Jim Pavia – Kuehne + Nagel
It took less than 10 seconds for Jim Pavia to stop the interview. “I’m sorry to have to do this,” he confided, a little exasperated. “But can I call you right back?”
Five minutes later, the conversation was back on track, at which point Pavia offered his explanation for the holdup: Kuehne + Nagel’s European clients had just come back from holiday a few days earlier, and the flood of requests—project updates, the status of various security initiatives—had kept the phone ringing off the hook.
“When you’re operating in a truly global environment, these seemingly minor cultural differences end up having a huge impact,” says Pavia, K+N’s vice president of global infrastructure. “It’s one of those things that, as a leader, you have to be prepared to reprioritize for.”
That may be particularly true given Pavia’s goal: to bring those clients into better technological alignment.
Close to the vest
One of the world’s foremost transport and logistics providers, clients of the Swiss K+N run the gamut, from global Fortune 500 companies to plucky startups.
According to Pavia, it’s an “absurdly competitive” industry he’s in, which means he can’t disclose the particulars of K+N’s vast catalog of applications.
“The main question we face is: How do we get closer to the customer when we have this massive infrastructure spread across the world?” Pavia posits. “And how do we do that in a way that both maximizes efficiency and improves security?”
As VP of global infrastructure, Pavia oversees all data centers and other back-end infrastructure for the company’s North American operations—enterprise resource planning solutions (ERPs), robotic process automation applications (RPAs), dock-management systems, and so on.
Typically, a business with K+N’s data troves would look to cloud services as a way of simplifying storage and dissemination. But given the company’s global footprint, and the thicket of compliance and security issues therein, Pavia has become increasingly selective about which applications are suitable for cloud migration.
Voice of reason
Voice over IP (VoIP), the technology used to deliver voice communications over the internet, is one such tool. Since 2008, AbacusCloud, one of the pioneers in enterprise cloud services, has helped K+N implement a host of operational voice services, from customer support and business translation to warehouse communications systems.

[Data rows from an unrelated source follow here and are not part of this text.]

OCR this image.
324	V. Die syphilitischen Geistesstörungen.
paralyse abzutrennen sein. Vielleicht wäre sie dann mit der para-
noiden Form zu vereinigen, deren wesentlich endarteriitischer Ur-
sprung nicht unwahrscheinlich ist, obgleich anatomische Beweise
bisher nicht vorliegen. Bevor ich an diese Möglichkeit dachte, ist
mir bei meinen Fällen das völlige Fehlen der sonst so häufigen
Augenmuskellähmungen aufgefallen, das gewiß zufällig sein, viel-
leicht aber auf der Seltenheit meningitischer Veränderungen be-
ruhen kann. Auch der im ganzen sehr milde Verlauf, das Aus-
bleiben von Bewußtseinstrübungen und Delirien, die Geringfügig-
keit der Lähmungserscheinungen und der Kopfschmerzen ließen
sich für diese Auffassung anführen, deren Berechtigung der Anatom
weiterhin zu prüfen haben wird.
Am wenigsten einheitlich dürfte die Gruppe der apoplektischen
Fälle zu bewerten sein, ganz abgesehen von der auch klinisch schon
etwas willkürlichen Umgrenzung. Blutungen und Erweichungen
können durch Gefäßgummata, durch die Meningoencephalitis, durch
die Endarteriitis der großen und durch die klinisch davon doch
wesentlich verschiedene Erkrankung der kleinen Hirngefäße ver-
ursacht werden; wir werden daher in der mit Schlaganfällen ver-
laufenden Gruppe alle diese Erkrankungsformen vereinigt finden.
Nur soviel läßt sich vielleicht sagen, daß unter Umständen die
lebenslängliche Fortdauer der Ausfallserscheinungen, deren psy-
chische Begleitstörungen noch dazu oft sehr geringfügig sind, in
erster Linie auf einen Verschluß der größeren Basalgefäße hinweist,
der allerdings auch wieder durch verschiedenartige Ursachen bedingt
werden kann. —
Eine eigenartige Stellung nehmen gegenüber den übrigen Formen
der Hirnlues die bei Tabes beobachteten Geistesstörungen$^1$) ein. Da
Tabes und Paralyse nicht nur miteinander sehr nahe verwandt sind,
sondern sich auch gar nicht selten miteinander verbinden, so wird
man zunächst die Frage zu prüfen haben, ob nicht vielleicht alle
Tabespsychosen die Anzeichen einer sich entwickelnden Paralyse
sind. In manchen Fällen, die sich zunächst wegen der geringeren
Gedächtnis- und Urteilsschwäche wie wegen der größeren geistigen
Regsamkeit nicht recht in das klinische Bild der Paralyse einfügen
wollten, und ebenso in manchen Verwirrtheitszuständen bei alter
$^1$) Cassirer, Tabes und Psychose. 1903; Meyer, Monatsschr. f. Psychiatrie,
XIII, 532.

With its forthcoming Abacus2020 initiative, the company will offer even more real time collaboration services—video, email, text messaging and the like—within a tightly integrated security framework. What’s more, the services will open up to external participants, including clients, suppliers and business partners.
“We believe there’s another sea change coming, and companies are going to want all of their real time voice, video and modern messaging applications on one, easy-to-use interface,” explains Mary Mulloy, founder and President of AbacusCloud.

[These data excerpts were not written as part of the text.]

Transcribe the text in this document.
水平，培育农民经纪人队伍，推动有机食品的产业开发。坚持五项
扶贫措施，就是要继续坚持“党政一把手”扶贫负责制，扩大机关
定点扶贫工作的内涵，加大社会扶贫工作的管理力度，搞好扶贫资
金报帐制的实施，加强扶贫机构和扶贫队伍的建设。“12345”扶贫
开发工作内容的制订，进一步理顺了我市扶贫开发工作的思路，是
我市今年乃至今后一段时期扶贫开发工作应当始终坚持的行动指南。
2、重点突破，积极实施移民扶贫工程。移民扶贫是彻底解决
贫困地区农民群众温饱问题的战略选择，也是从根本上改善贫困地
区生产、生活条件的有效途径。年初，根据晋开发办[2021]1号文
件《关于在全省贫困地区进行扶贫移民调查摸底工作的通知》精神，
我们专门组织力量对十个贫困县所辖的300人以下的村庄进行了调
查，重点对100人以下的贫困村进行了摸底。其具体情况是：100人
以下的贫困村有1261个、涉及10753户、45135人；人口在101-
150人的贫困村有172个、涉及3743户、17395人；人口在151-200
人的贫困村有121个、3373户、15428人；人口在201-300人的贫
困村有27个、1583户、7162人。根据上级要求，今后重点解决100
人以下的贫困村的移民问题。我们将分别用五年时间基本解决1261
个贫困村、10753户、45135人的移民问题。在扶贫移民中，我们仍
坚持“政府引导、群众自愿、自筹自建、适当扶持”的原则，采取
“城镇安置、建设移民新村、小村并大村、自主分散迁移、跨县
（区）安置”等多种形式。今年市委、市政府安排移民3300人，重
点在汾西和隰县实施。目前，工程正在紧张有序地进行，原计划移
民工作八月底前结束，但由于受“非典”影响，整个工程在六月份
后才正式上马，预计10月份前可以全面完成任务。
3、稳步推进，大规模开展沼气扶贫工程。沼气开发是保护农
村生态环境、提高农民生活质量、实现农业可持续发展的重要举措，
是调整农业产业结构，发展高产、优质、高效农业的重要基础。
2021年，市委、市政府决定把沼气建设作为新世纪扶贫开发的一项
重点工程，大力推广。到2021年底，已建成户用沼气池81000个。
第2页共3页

For Pavia, that kind of application streamlining is part of the wider effort to bring K+N’s clients more firmly into the IT fold. To that end, he and his team are working to augment, rather than replace, the company’s existing technology stack, using things like robotic process automation to put hundreds of K+N locations on similar, sturdy footing.

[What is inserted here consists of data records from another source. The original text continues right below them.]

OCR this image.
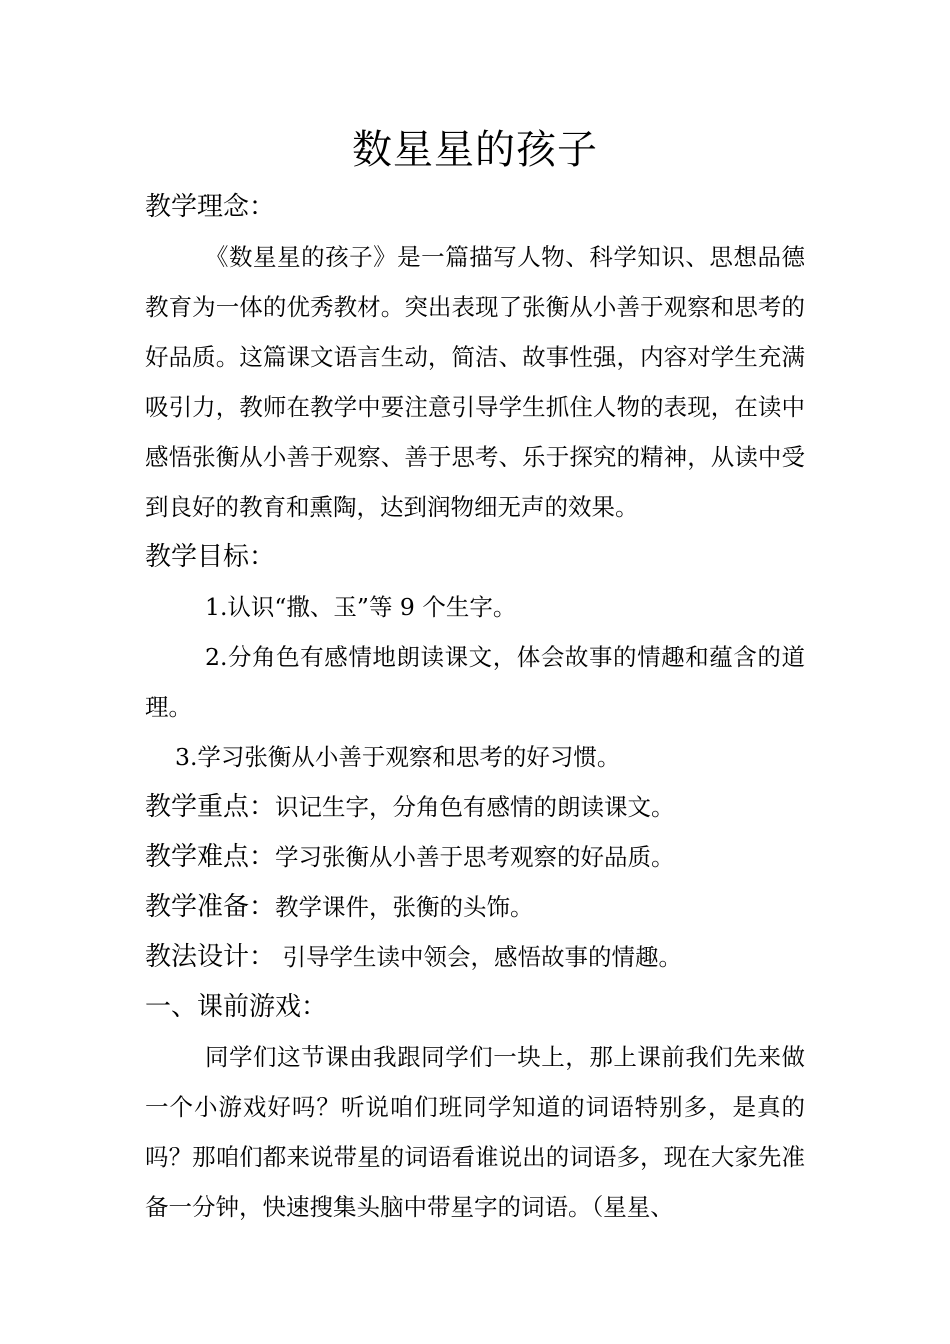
数星星的孩子
教学理念：
《数星星的孩子》是一篇描写人物、科学知识、思想品德教育为一体的优秀教材。突出表现了张衡从小善于观察和思考的好品质。这篇课文语言生动，简洁、故事性强，内容对学生充满吸引力，教师在教学中要注意引导学生抓住人物的表现，在读中感悟张衡从小善于观察、善于思考、乐于探究的精神，从读中受到良好的教育和熏陶，达到润物细无声的效果。
教学目标：
1.认识“撒、玉”等 9 个生字。
2.分角色有感情地朗读课文，体会故事的情趣和蕴含的道理。
3.学习张衡从小善于观察和思考的好习惯。
教学重点：识记生字，分角色有感情的朗读课文。
教学难点：学习张衡从小善于思考观察的好品质。
教学准备：教学课件，张衡的头饰。
教法设计： 引导学生读中领会，感悟故事的情趣。
一、课前游戏：
同学们这节课由我跟同学们一块上，那上课前我们先来做一个小游戏好吗？听说咱们班同学知道的词语特别多，是真的吗？那咱们都来说带星的词语看谁说出的词语多，现在大家先准备一分钟，快速搜集头脑中带星字的词语。（星星、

It’s a process Pavia likens to changing out the engine of a Boeing 747 at 30,000 feet: ensuring every facility can deliver the same services in the same way, from the truck driver tasked with delivering the shipment to the accountant overseeing accounts payable and receivable.
“People don’t realize just how deep this sector runs,” Pavia says. “You can have something that goes from a truck to a boat to a plane to another truck to someone’s front doorstep. There’s room for error at every step.”
Survive and advance
Indeed, it’s a lesson Pavia learned the hard way. During the tech bubble of the late 1990s, while working as a network manager for onetime textile giant Warnaco, Pavia saw firsthand how macroeconomic forces—in this case, the bursting of that bubble—could throw a company’s entire tech framework into a tailspin.
“I learned a lot about what it takes to sustain a competitive advantage in a world where global events were becoming more common,” Pavia reflects. “You have to be strategic in how you use technology. That’s why infrastructure has always fascinated me.”
Later, during the 2008 financial crisis, Pavia helped health insurer Aetna navigate the worst economic downturn in modern memory, instituting M&A and data center consolidation.
Looking ahead, Pavia says things like machine learning and artificial intelligence have the potential to drastically improve K+N’s internal processes, from planning more efficient shipment routes to using up-to-the-second accounting to automatically adjust inventory.
“As an industry, this is by far the most complicated puzzle I’ve ever worked on,” Pavia says with a laugh. “And just like any big puzzle, you have to build the frame first, then take it one piece at a time.”
The biggest lesson he’s learned at K+N? There’s no such thing as a January thaw.